Cuori increduli
Sabato fra l’Ottava di Pasqua
At 4,13-21 Sal 117 Mc 16,9-15
Diceva il Cardinal Martini che ognuno di noi “porta in sé un non credente e un credente, che si parlano dentro, si interrogano a vicenda, si rimandano continuamente l’uno all’altro interrogazioni pungenti e inquietanti”. Diceva poi che la consapevolezza e sincerità di questo dialogo è sempre un segno di maturità umana.
Fin dai tempi della prima comunità cristiana, c’è una difficoltà nel credere alla Risurrezione. Non solo tra gli avversari di Gesù. Ma nel cuore stesso dei discepoli. Anche noi, cristiani del nostro tempo, siamo esposti al rischio dell’incredulità e della diffidenza. Queste nascono e prendono spazio in un cuore indurito, in un’eccessiva fiducia nei propri ragionamenti. Il Signore rimprovera i discepoli, ma non li abbandona. Tutt’altro! Li esorta a ricominciare e rimettersi in viaggio. E affida proprio a loro l’annuncio del suo Vangelo. Perché sa che la fede, se annunciata, diventa più forte.
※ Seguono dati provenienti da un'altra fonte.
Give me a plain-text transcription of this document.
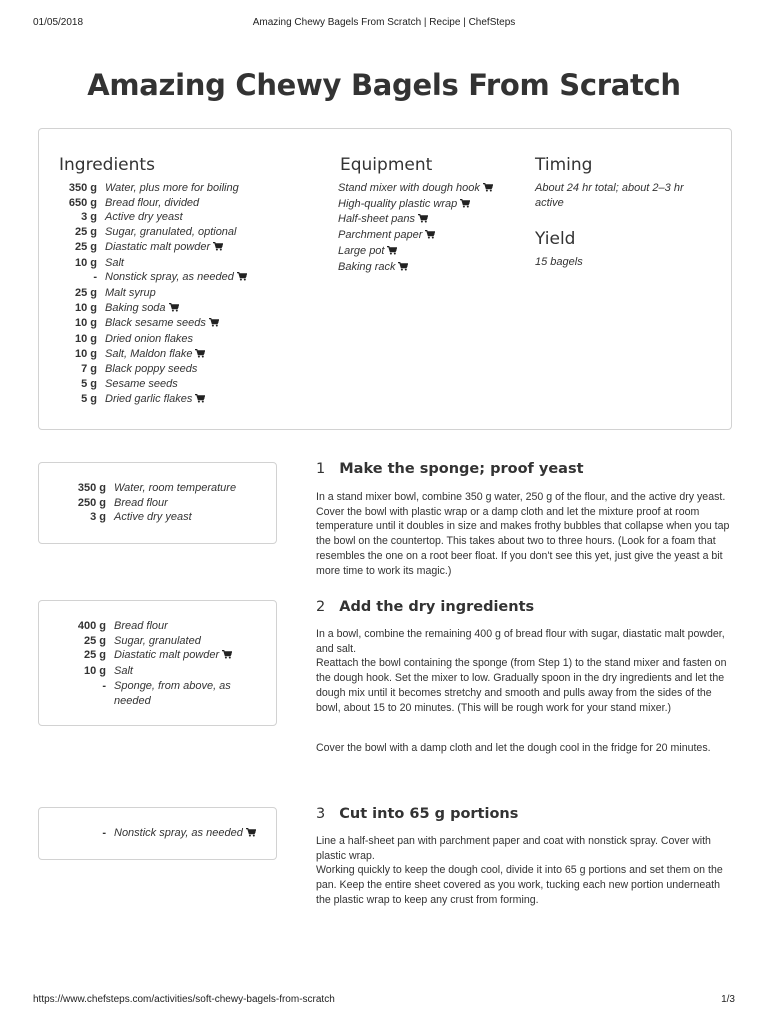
01/05/2018	Amazing Chewy Bagels From Scratch | Recipe | ChefSteps
https://www.chefsteps.com/activities/soft-chewy-bagels-from-scratch	1/3
Amazing Chewy Bagels From Scratch
Ingredients
350 g Water, plus more for boiling
650 g Bread flour, divided
3 g Active dry yeast
25 g Sugar, granulated, optional
25 g Diastatic malt powder
10 g Salt
- Nonstick spray, as needed
25 g Malt syrup
10 g Baking soda
10 g Black sesame seeds
10 g Dried onion flakes
10 g Salt, Maldon flake
7 g Black poppy seeds
5 g Sesame seeds
5 g Dried garlic flakes
Equipment
Stand mixer with dough hook
High-quality plastic wrap
Half-sheet pans
Parchment paper
Large pot
Baking rack
Timing
About 24 hr total; about 2–3 hr active
Yield
15 bagels
350 g Water, room temperature
250 g Bread flour
3 g Active dry yeast
1 Make the sponge; proof yeast

In a stand mixer bowl, combine 350 g water, 250 g of the flour, and the active dry yeast. Cover the bowl with plastic wrap or a damp cloth and let the mixture proof at room temperature until it doubles in size and makes frothy bubbles that collapse when you tap the bowl on the countertop. This takes about two to three hours. (Look for a foam that resembles the one on a root beer float. If you don't see this yet, just give the yeast a bit more time to work its magic.)

400 g Bread flour
25 g Sugar, granulated
25 g Diastatic malt powder
10 g Salt
- Sponge, from above, as needed
2 Add the dry ingredients

In a bowl, combine the remaining 400 g of bread flour with sugar, diastatic malt powder, and salt.

Reattach the bowl containing the sponge (from Step 1) to the stand mixer and fasten on the dough hook. Set the mixer to low. Gradually spoon in the dry ingredients and let the dough mix until it becomes stretchy and smooth and pulls away from the sides of the bowl, about 15 to 20 minutes. (This will be rough work for your stand mixer.)

Cover the bowl with a damp cloth and let the dough cool in the fridge for 20 minutes.

- Nonstick spray, as needed
3 Cut into 65 g portions

Line a half-sheet pan with parchment paper and coat with nonstick spray. Cover with plastic wrap.

Working quickly to keep the dough cool, divide it into 65 g portions and set them on the pan. Keep the entire sheet covered as you work, tucking each new portion underneath the plastic wrap to keep any crust from forming.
Signore Risorto, aumenta la mia fede e fa che anche io, come Pietro e Giovanni, non tenga per me la ricchezza di “quello che ho visto e ascoltato”.
Dalla Leggenda maggiore di San Bonaventura [FF 1173]
Il servo di Dio, con cuore intrepido rispose al Sultano che egli era stato inviato non da uomini, ma da Dio altissimo, per mostrare a lui e al suo popolo la via della salvezza e annunciare il Vangelo della verità. E predicò il Dio uno e trino e il Salvatore di tutti, Gesù Cristo, con tanto coraggio, con tanta forza e tanto fervore di spirito, da far vedere luminosamente che si stava realizzando con piena verità la promessa del Vangelo: Io vi darò un linguaggio e una sapienza a cui nessuno dei vostri avversari potrà resistere o contraddire.